Free Cash Flow Softens as Leverage Climbs
Adjusted free cash flow declined to £20.1 million from £31.6 million in the prior year, indicating some pressure on cash conversion even as the business continues investing. Borrowings increased sharply to £202.7 million from £123.7 million, largely to fund the aggressive share repurchase program, which has heightened balance sheet leverage and reduced financial flexibility.
Restructuring and Capex Drive Near-Term Margin Pain
Endava’s total employee count declined 2.4% year-on-year as the firm cut roles in softer areas while redirecting spend into AI talent, a shift that likely brings near-term restructuring charges. Capital expenditure spiked to 4.4% of revenue from just 0.2% a year earlier, mainly due to a one-time payments accelerator build and higher licensing and partnership costs that are weighing on margins.
Client Concentration Eases but Top Spend Declines
Revenue from the top 10 clients slipped to 35% of total revenue from 36%, suggesting a modest reduction in concentration risk. However, average spend per top 10 client dropped 7.9% year-on-year, with roughly 2 percentage points of that decline attributed to currency effects, pointing to softer budgets even among key accounts.
FX and Macro Conditions Keep the Outlook Cautious
Management noted that a weaker U.S. dollar against the pound remains a structural headwind to reported revenue, using a rate of $1.37 to the pound for guidance. The company also adopted a relatively wide guidance range, explicitly citing macroeconomic uncertainty and FX volatility as reasons to remain cautious on near-term predictability.
Guidance Signals Gradual Sequential Recovery, Not a Snapback
Endava guided Q3 FY2026 revenue to £182–185 million, implying a constant-currency decline of 4.0–2.5% year-on-year but underlying sequential growth of about 4% at the midpoint when adjusting for FX and fewer working days.
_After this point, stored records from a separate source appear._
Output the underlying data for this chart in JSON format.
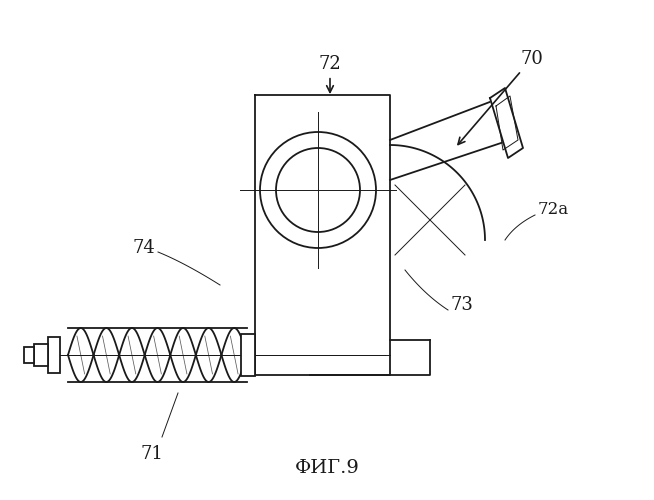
{
  "title": "ФИГ.9",
  "bg_color": "#ffffff",
  "line_color": "#1a1a1a",
  "lw": 1.3,
  "tlw": 0.7
}
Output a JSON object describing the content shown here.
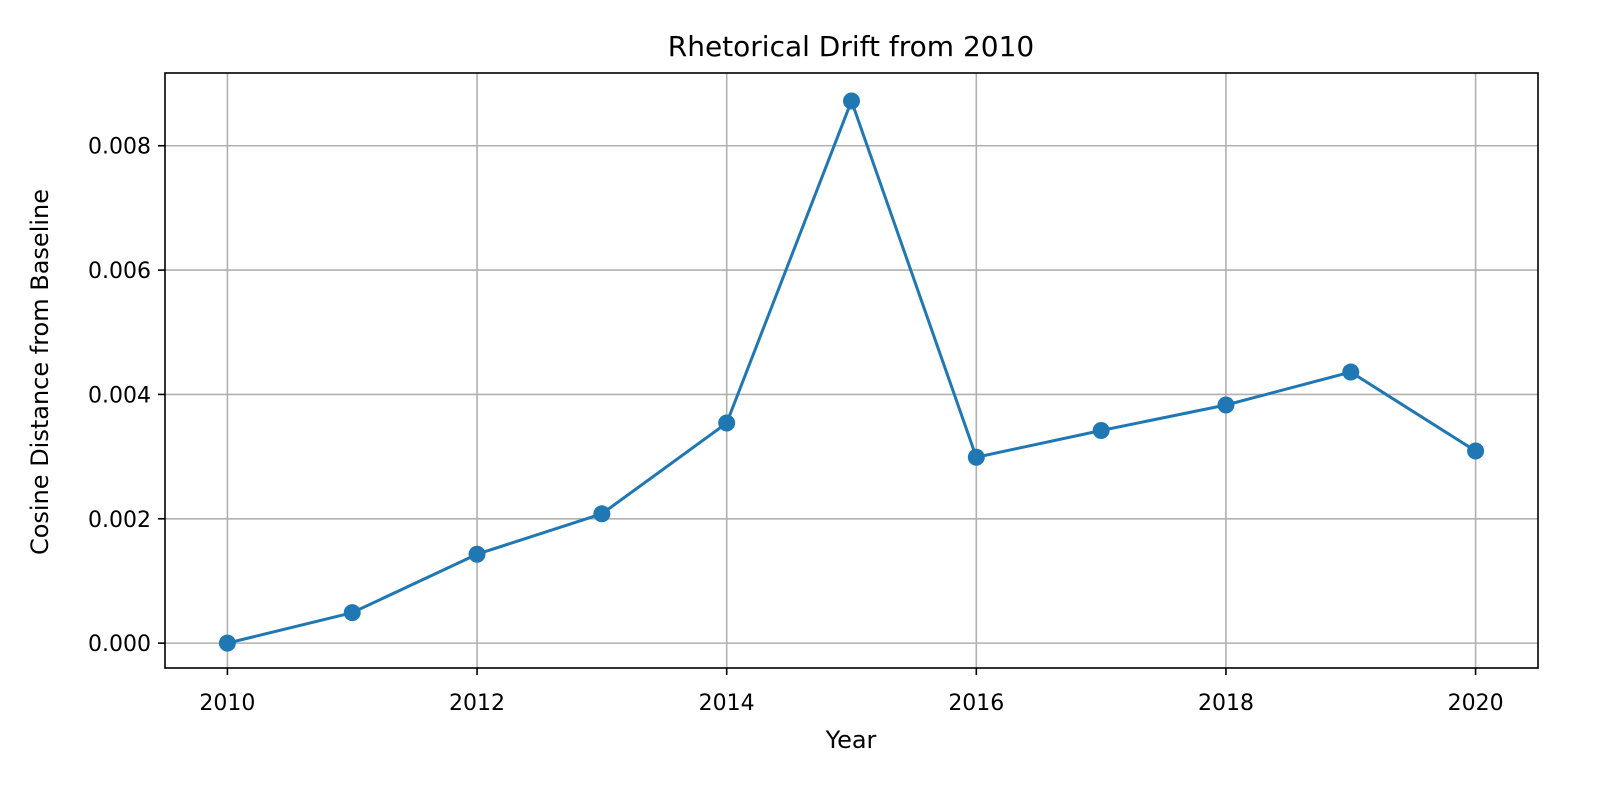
{
  "chart_data": {
    "type": "line",
    "title": "Rhetorical Drift from 2010",
    "xlabel": "Year",
    "ylabel": "Cosine Distance from Baseline",
    "x": [
      2010,
      2011,
      2012,
      2013,
      2014,
      2015,
      2016,
      2017,
      2018,
      2019,
      2020
    ],
    "series": [
      {
        "values": [
          0.0,
          0.00049,
          0.00143,
          0.00208,
          0.00354,
          0.00872,
          0.00299,
          0.00342,
          0.00383,
          0.00436,
          0.00309
        ],
        "color": "#1f77b4",
        "marker": "circle"
      }
    ],
    "xlim": [
      2009.5,
      2020.5
    ],
    "ylim": [
      -0.0004,
      0.00917
    ],
    "xticks": [
      2010,
      2012,
      2014,
      2016,
      2018,
      2020
    ],
    "xtick_labels": [
      "2010",
      "2012",
      "2014",
      "2016",
      "2018",
      "2020"
    ],
    "yticks": [
      0.0,
      0.002,
      0.004,
      0.006,
      0.008
    ],
    "ytick_labels": [
      "0.000",
      "0.002",
      "0.004",
      "0.006",
      "0.008"
    ],
    "grid": true,
    "legend": "none"
  }
}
Full-year revenue is forecast at £736–750 million, a constant-currency decline of 3.5–1.5%, with adjusted diluted EPS of £0.80–£0.86 and an expected Q4 underlying sequential pickup of roughly 6%, backed by strong contracted coverage for the next two quarters.
Endava’s earnings call underscored a company willingly trading current profitability for future growth, pushing hard into AI-native delivery, strategic partnerships and new products. While revenue remains under pressure, margins are squeezed and leverage is rising, management points to growing client traction and improving sequential trends as signs that today’s pain is laying the groundwork for a more AI-centric, higher-value business model over time.